XRP does not have a halving event. Unlike Bitcoin, which reduces its block reward by 50% approximately every four years, the XRP Ledger has no mining rewards and therefore no halvings. All 100 billion XRP were created at the network's launch in 2012, making its supply model fundamentally different from proof-of-work cryptocurrencies.
Bitcoin halvings reduce the rate of new BTC creation, creating a predictable supply squeeze that historically precedes price appreciation. XRP achieves a different kind of supply reduction through its transaction fee burn mechanism and Ripple's escrow schedule, but these operate on entirely different principles than halvings.
Ripple's escrow mechanism releases up to 1 billion XRP per month, with unreleased tokens returned to the end of the escrow queue. This controlled release schedule functions somewhat like a supply management tool, though it's fundamentally different from Bitcoin's halvings because it releases existing tokens rather than creating new ones at a reduced rate.

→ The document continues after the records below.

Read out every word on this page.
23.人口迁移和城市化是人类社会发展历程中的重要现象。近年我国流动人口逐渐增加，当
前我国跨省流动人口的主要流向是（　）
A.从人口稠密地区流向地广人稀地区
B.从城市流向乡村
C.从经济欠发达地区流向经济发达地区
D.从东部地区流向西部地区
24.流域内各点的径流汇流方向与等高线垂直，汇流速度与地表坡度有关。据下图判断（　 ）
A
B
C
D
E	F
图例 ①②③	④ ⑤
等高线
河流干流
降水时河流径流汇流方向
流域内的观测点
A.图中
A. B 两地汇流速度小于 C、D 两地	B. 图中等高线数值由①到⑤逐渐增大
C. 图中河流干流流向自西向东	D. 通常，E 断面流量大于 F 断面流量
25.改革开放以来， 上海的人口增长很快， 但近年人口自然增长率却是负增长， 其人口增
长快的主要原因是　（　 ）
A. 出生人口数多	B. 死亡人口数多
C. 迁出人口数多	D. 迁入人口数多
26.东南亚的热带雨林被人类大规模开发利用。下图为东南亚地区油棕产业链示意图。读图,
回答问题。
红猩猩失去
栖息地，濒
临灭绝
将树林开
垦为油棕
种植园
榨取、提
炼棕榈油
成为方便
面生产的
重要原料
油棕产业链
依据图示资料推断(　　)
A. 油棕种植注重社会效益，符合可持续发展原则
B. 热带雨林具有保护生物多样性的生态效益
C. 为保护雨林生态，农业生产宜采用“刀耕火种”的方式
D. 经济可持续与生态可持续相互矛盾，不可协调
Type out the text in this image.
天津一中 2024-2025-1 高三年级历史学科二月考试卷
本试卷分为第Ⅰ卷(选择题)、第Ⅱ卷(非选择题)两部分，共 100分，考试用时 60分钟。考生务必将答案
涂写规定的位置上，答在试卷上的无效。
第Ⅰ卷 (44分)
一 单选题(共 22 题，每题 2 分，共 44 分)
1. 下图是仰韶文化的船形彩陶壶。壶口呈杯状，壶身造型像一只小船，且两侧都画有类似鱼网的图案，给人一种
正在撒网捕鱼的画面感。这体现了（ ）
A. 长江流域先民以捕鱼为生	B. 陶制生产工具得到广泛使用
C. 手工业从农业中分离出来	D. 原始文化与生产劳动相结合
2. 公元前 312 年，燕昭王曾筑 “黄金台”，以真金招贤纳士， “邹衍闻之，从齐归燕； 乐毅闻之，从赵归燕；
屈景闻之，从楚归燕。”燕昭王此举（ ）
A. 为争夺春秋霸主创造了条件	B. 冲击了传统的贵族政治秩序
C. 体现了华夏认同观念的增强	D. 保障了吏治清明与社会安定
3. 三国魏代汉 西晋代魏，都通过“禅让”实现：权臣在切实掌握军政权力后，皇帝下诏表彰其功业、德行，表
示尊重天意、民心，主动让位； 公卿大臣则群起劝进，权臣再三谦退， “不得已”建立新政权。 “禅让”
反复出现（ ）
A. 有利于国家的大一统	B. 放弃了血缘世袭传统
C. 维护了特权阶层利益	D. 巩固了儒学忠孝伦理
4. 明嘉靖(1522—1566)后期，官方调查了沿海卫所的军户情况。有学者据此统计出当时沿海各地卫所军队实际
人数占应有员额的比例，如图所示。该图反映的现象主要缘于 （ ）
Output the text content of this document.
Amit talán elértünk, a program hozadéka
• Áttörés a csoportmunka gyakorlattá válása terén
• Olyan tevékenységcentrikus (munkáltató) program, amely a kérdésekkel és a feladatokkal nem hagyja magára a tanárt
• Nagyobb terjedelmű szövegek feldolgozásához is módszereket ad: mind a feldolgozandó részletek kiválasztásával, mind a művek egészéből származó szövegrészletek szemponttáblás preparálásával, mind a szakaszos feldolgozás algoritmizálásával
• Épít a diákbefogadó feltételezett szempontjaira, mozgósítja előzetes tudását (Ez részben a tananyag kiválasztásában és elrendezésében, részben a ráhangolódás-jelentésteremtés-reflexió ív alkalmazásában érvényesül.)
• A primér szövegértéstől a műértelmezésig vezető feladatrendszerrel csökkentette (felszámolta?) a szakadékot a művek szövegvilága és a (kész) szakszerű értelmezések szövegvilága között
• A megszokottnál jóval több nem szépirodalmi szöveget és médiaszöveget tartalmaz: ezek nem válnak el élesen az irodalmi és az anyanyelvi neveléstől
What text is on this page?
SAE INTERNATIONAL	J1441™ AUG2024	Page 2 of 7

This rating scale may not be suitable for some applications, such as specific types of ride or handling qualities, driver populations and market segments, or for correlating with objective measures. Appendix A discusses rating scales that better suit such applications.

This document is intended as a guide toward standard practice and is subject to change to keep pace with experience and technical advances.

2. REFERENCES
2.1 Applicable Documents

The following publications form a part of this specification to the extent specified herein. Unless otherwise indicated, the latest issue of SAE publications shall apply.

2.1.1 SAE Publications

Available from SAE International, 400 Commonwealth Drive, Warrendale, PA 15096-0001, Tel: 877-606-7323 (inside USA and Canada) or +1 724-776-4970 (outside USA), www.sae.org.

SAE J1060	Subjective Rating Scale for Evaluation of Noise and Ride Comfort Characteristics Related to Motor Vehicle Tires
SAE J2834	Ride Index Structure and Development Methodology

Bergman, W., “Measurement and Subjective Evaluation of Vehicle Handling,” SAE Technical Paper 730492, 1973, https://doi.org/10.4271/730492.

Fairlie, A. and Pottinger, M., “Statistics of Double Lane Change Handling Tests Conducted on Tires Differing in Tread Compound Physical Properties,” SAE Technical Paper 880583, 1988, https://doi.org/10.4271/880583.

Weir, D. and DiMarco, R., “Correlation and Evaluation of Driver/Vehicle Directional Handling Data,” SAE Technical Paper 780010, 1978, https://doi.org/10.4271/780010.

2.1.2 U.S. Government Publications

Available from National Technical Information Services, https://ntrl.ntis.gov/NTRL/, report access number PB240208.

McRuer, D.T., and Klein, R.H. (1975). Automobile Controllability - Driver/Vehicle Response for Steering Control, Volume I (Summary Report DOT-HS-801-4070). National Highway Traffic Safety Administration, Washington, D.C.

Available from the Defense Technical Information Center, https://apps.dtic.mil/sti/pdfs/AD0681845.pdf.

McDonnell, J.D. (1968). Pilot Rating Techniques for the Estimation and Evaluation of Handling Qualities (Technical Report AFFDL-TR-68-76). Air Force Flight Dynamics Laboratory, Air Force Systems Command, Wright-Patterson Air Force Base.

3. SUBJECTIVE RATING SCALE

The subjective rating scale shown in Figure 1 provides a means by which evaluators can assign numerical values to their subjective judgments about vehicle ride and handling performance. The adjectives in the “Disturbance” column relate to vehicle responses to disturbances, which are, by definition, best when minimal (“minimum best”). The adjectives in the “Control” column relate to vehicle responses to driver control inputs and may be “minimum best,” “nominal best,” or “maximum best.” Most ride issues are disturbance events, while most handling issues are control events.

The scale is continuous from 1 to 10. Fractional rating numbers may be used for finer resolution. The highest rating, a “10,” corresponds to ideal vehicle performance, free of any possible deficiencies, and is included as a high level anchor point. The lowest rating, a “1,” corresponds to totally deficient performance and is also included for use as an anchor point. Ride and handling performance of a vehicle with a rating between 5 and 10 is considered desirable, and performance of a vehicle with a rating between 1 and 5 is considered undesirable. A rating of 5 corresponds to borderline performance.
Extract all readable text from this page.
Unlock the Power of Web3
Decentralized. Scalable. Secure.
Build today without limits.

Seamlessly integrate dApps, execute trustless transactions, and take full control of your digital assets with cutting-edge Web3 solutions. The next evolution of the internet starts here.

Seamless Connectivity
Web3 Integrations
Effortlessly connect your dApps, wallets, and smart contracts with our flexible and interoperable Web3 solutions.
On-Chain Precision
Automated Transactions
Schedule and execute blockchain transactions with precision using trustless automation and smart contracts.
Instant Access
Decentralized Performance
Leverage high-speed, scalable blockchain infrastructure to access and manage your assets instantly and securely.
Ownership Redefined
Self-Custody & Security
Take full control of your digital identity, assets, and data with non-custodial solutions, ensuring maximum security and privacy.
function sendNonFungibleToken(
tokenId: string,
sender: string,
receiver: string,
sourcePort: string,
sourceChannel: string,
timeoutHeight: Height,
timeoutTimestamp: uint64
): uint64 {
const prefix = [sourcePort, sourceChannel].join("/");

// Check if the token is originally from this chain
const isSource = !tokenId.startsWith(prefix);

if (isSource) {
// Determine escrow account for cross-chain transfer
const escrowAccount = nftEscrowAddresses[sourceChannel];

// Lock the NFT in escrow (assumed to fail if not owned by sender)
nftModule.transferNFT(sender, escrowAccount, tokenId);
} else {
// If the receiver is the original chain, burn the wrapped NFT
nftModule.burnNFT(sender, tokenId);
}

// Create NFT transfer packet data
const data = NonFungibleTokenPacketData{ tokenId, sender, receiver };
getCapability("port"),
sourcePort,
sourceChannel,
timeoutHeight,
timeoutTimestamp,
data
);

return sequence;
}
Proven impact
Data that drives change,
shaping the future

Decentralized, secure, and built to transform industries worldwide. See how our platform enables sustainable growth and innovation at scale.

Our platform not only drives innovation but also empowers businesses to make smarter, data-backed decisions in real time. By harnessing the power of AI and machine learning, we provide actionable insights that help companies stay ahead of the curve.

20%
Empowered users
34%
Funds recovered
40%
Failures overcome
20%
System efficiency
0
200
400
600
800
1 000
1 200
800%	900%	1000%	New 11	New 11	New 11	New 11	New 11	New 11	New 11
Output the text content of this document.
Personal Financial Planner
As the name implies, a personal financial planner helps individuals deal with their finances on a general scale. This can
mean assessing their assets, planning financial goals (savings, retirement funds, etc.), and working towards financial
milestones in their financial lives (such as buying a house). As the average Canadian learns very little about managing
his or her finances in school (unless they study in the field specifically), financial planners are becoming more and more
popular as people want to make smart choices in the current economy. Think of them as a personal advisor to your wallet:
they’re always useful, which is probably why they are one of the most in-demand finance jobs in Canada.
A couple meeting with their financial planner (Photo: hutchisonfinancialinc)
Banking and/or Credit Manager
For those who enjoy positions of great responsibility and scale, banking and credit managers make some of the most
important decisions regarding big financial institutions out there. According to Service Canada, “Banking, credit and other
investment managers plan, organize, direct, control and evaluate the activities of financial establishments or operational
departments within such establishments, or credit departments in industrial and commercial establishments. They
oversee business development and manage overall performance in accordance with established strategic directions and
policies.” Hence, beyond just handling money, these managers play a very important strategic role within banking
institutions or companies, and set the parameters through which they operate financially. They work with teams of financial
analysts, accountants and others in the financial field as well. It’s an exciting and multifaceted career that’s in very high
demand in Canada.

The absence of halvings means XRP's price dynamics are driven by different catalysts than Bitcoin. Instead of supply-shock events every four years, XRP's supply-demand dynamics are influenced by escrow releases, transaction fee burns, exchange reserve changes, and adoption growth. This creates a different investment thesis centered on utility-driven demand rather than predictable supply reduction events.
Some investors view the lack of halvings as a disadvantage, missing the built-in narrative catalyst that drives Bitcoin cycles. Others argue XRP's utility-driven model is more sustainable long-term, as value accrues from real usage rather than artificial scarcity events. Both perspectives have merit, and understanding this difference is important for making informed investment decisions.